Agent Rana Has a Character Based on Shehla Rashid and it’s Every Troll’s Nastiest Fantasy
By Sharanya Gopinathan
Courtesy: http://theladiesfinger.com/agent-rana-shehla-rashid/
Agent Rana is a daily comic in The Times of India, and depicts the adventures of a moustachioed detective Rana who “loves women, fighting and his country in no particular order”. It’s been described on social media as “a serialised graphic novel tinged with soft-porn”, and was launched in September. It regurgitates all the nastiest stereotypes about women, Muslims, nationalism and Pakistan, and has even been petitioned against by some enthusiastic parents for its sexually explicit depiction of women.
Five days ago, though, the series took a new, sick turn that’s a bit surprising even by the standards we hold TOI to. A new character named Sameera was introduced into the series, and she was widely understood to be modelled on JNU student leader Shehla Rashid (or some say a combination of Rashid and student leader Sucheta De).
As tech journalist Prasanto K Roy pointed out on Twitter, the twisted evolution of the comic’s supposed plot around Sameera is reflective of the deep, violent hatred people are able to muster against young women political figures.
Sameera made her way into the comic as a young “firebrand” political activist leading “anti-national” student protests (of zombie-like kids) against the vice chancellor of National College in Delhi that’s also meant to divide India on Pakistan’s behalf. She’s approached by an ISI agent disguised as a sympathetic ex-student, and offered 50 lakhs for the movement. The not at all subtly named Timur, the ISI agent, then accompanies her to her room, “violates her modesty” and kills her.

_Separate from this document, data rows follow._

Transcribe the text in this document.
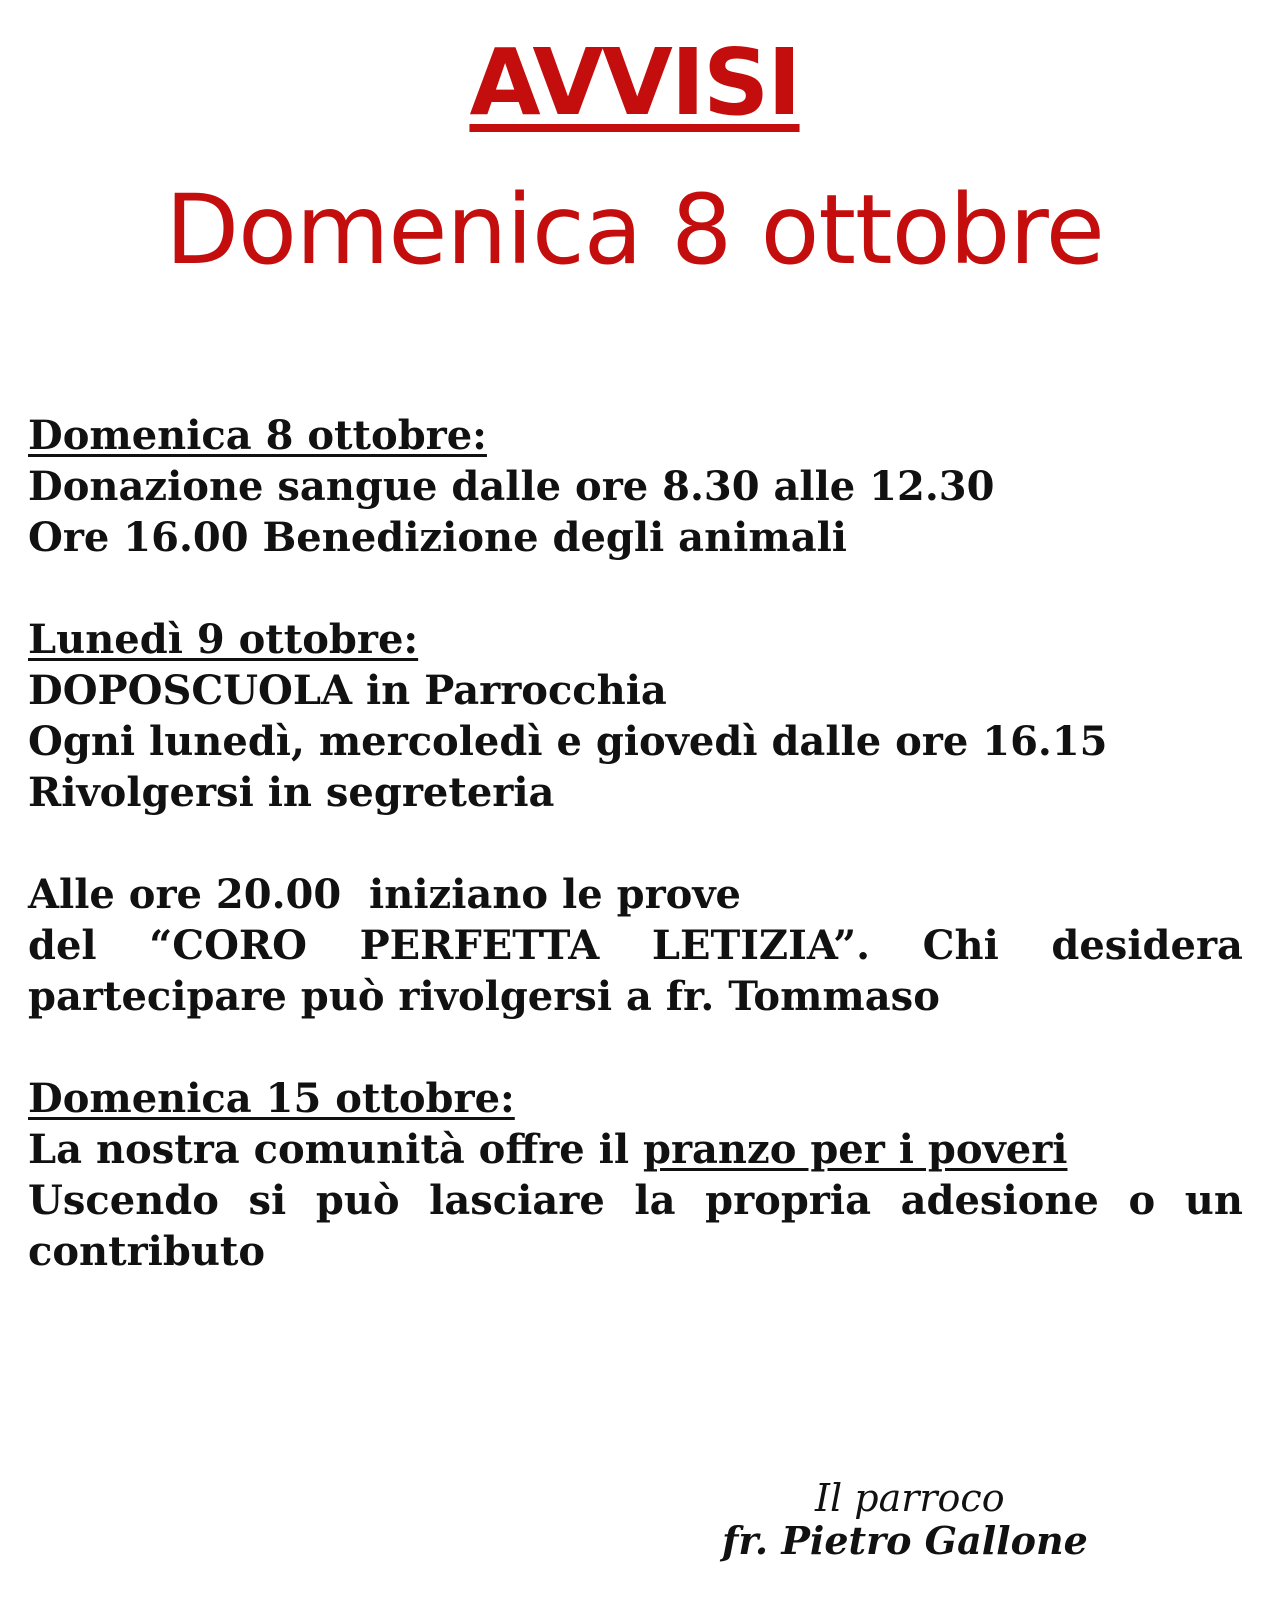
AVVISI
Domenica 8 ottobre
Domenica 8 ottobre:
Donazione sangue dalle ore 8.30 alle 12.30
Ore 16.00 Benedizione degli animali
Lunedì 9 ottobre:
DOPOSCUOLA in Parrocchia
Ogni lunedì, mercoledì e giovedì dalle ore 16.15
Rivolgersi in segreteria
Alle ore 20.00  iniziano le prove
del “CORO PERFETTA LETIZIA”. Chi desidera
partecipare può rivolgersi a fr. Tommaso
Domenica 15 ottobre:
La nostra comunità offre il pranzo per i poveri
Uscendo si può lasciare la propria adesione o un
contributo
Il parroco
fr. Pietro Gallone
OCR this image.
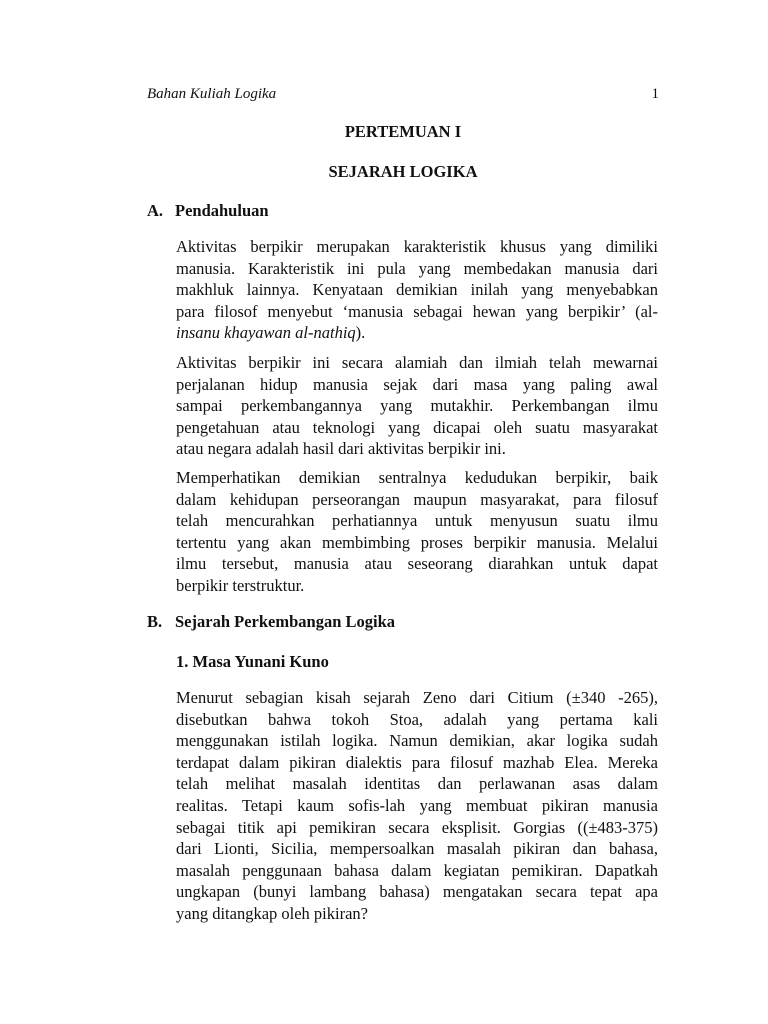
Bahan Kuliah Logika	1
PERTEMUAN I
SEJARAH LOGIKA
A. Pendahuluan
Aktivitas berpikir merupakan karakteristik khusus yang dimiliki
manusia. Karakteristik ini pula yang membedakan manusia dari
makhluk lainnya. Kenyataan demikian inilah yang menyebabkan
para filosof menyebut ‘manusia sebagai hewan yang berpikir’ (al-
insanu khayawan al-nathiq).
Aktivitas berpikir ini secara alamiah dan ilmiah telah mewarnai
perjalanan hidup manusia sejak dari masa yang paling awal
sampai perkembangannya yang mutakhir. Perkembangan ilmu
pengetahuan atau teknologi yang dicapai oleh suatu masyarakat
atau negara adalah hasil dari aktivitas berpikir ini.
Memperhatikan demikian sentralnya kedudukan berpikir, baik
dalam kehidupan perseorangan maupun masyarakat, para filosuf
telah mencurahkan perhatiannya untuk menyusun suatu ilmu
tertentu yang akan membimbing proses berpikir manusia. Melalui
ilmu tersebut, manusia atau seseorang diarahkan untuk dapat
berpikir terstruktur.
B. Sejarah Perkembangan Logika
1. Masa Yunani Kuno
Menurut sebagian kisah sejarah Zeno dari Citium (±340 -265),
disebutkan bahwa tokoh Stoa, adalah yang pertama kali
menggunakan istilah logika. Namun demikian, akar logika sudah
terdapat dalam pikiran dialektis para filosuf mazhab Elea. Mereka
telah melihat masalah identitas dan perlawanan asas dalam
realitas. Tetapi kaum sofis-lah yang membuat pikiran manusia
sebagai titik api pemikiran secara eksplisit. Gorgias ((±483-375)
dari Lionti, Sicilia, mempersoalkan masalah pikiran dan bahasa,
masalah penggunaan bahasa dalam kegiatan pemikiran. Dapatkah
ungkapan (bunyi lambang bahasa) mengatakan secara tepat apa
yang ditangkap oleh pikiran?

As far as the actualisation of hatred against women, especially liberal, young and political women, goes, this is pretty rare, extreme and horrifying. While Indian student leaders are of course not strangers to violent death and rape threats, there’s something particularly disturbing about a leading Indian newspaper depicting these violent rape fantasies in a comic read by millions of people. It doesn’t feel like an accident or artistic licence, or really anything but an attempt to contribute to the ongoing narrative around nationalism and student leaders by showing you what happens to girls who go to protests the government says they shouldn’t go to.